A few years ago my life was literally in pieces and I made a life changing discovery. When everything had fallen apart, you get the chance to put it back together however you chose. I got a do over That broken time turned out to be full of blessings and oppurtunity. I took it very seriously. I made all sorts of changes. I wanted to sell my house. I wanted to quit my job. I wanted to go back to law school. I wanted to move to Columbus. I did all of those things.
But during that time I got to make alot of small choices about the kind of person that I wanted to be...the kind of life I wanted to live. The kind of single momma that I wanted to be. The type of relationships that I was and was not willing to be in. There were all sorts of these types of choices made but one of them was that I wanted to be a runner. Random I know. My excuse had always been that "I wasn't a runner." As if it is a gene that you are born with. During this time, I started to see it differently. I noticed that highly successful people were almost always runners...CEO's, presidents, you name it. Runners. I started to ponder it and decided that maybe they "weren't runners" either. Maybe they didn't have that gene..perhaps they weren't born runners instead they DECIDED to be runners. To learn to push themselves. To be committed and dedicated and focused. To be mentally strong enough to move beyond what they "felt" like doing. Those were the things I wanted to be. So I became a runner.
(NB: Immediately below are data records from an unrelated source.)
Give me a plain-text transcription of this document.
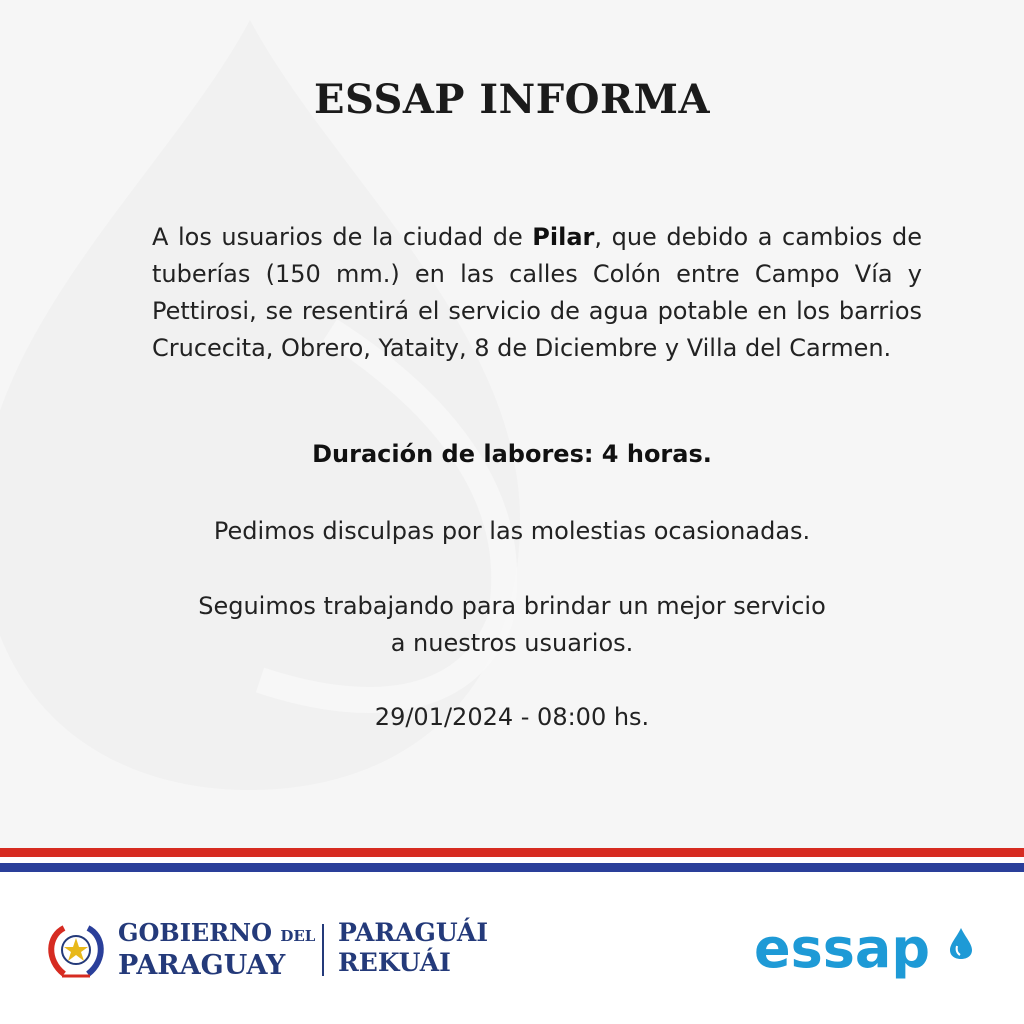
ESSAP INFORMA

A los usuarios de la ciudad de Pilar, que debido a cambios de tuberías (150 mm.) en las calles Colón entre Campo Vía y Pettirosi, se resentirá el servicio de agua potable en los barrios Crucecita, Obrero, Yataity, 8 de Diciembre y Villa del Carmen.

Duración de labores: 4 horas.

Pedimos disculpas por las molestias ocasionadas.

Seguimos trabajando para brindar un mejor servicio
a nuestros usuarios.

29/01/2024 - 08:00 hs.

GOBIERNO DEL
PARAGUAY
PARAGUÁI
REKUÁI	essap
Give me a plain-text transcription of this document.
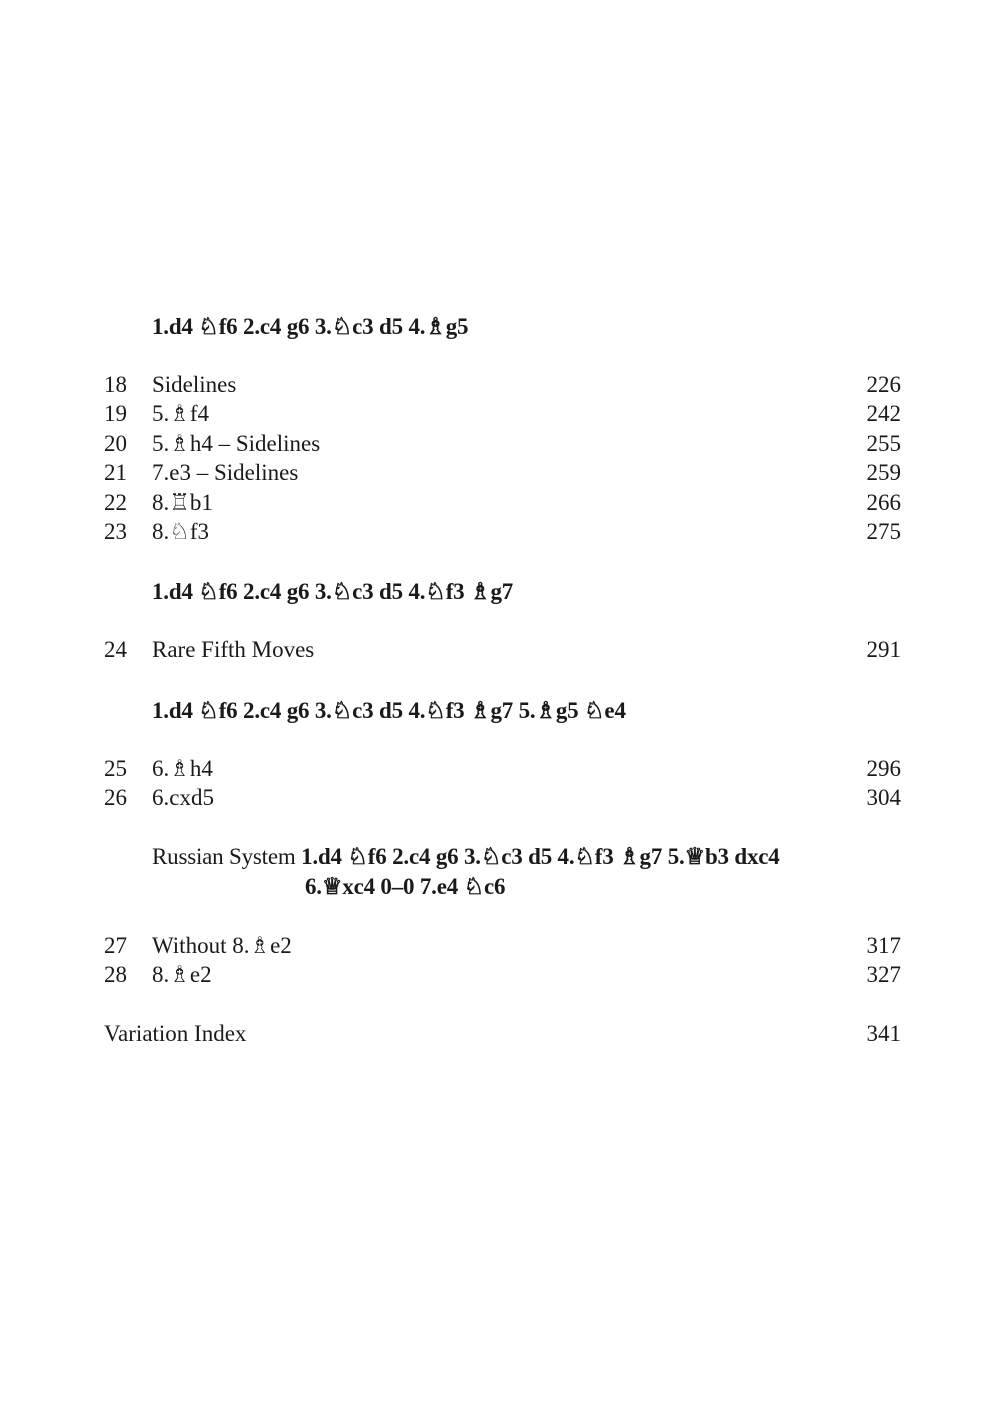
1.d4 ♘f6 2.c4 g6 3.♘c3 d5 4.♗g5
18 Sidelines	226
19 5.♗f4	242
20 5.♗h4 – Sidelines	255
21 7.e3 – Sidelines	259
22 8.♖b1	266
23 8.♘f3	275
1.d4 ♘f6 2.c4 g6 3.♘c3 d5 4.♘f3 ♗g7
24 Rare Fifth Moves	291
1.d4 ♘f6 2.c4 g6 3.♘c3 d5 4.♘f3 ♗g7 5.♗g5 ♘e4
25 6.♗h4	296
26 6.cxd5	304
Russian System 1.d4 ♘f6 2.c4 g6 3.♘c3 d5 4.♘f3 ♗g7 5.♕b3 dxc4
6.♕xc4 0–0 7.e4 ♘c6
27 Without 8.♗e2	317
28 8.♗e2	327
Variation Index	341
It was slow and ugly at first. I printed the Couch to 5K program. I did what it said and completed a few 5K's. It felt great. I felt like I could do anything. I trained for a 10K. I ran daily. It was my time to myself. My time to think. To pray. My reminder that I was strong enough. That I could move beyond what I felt like.That I could do anything I decided to if I just showed up. And I ran no matter what...regardless of my schedule, the weather, my mood. I ran. It was my lifeline.
Then, over time, I picked up the pieces of my broken little life and put them together just how I wanted them. I slowly healed old wounds and went on new adventures. Life was good. As months passed, I wasn't broken any more. And I ran less and less. Until I didn't run at all anymore.
And now here I am. 15 lbs. heavier. Out of shape. Out of balance. And starting over.
Its odd really. The better my life got, the less I thought I needed my lifeline. Subconsciously, of course, but I have gotten further and further away from the very thing that kept me grounded when everything fell apart. Like I didn't need it anymore. But I did. I do. So I humbly start over.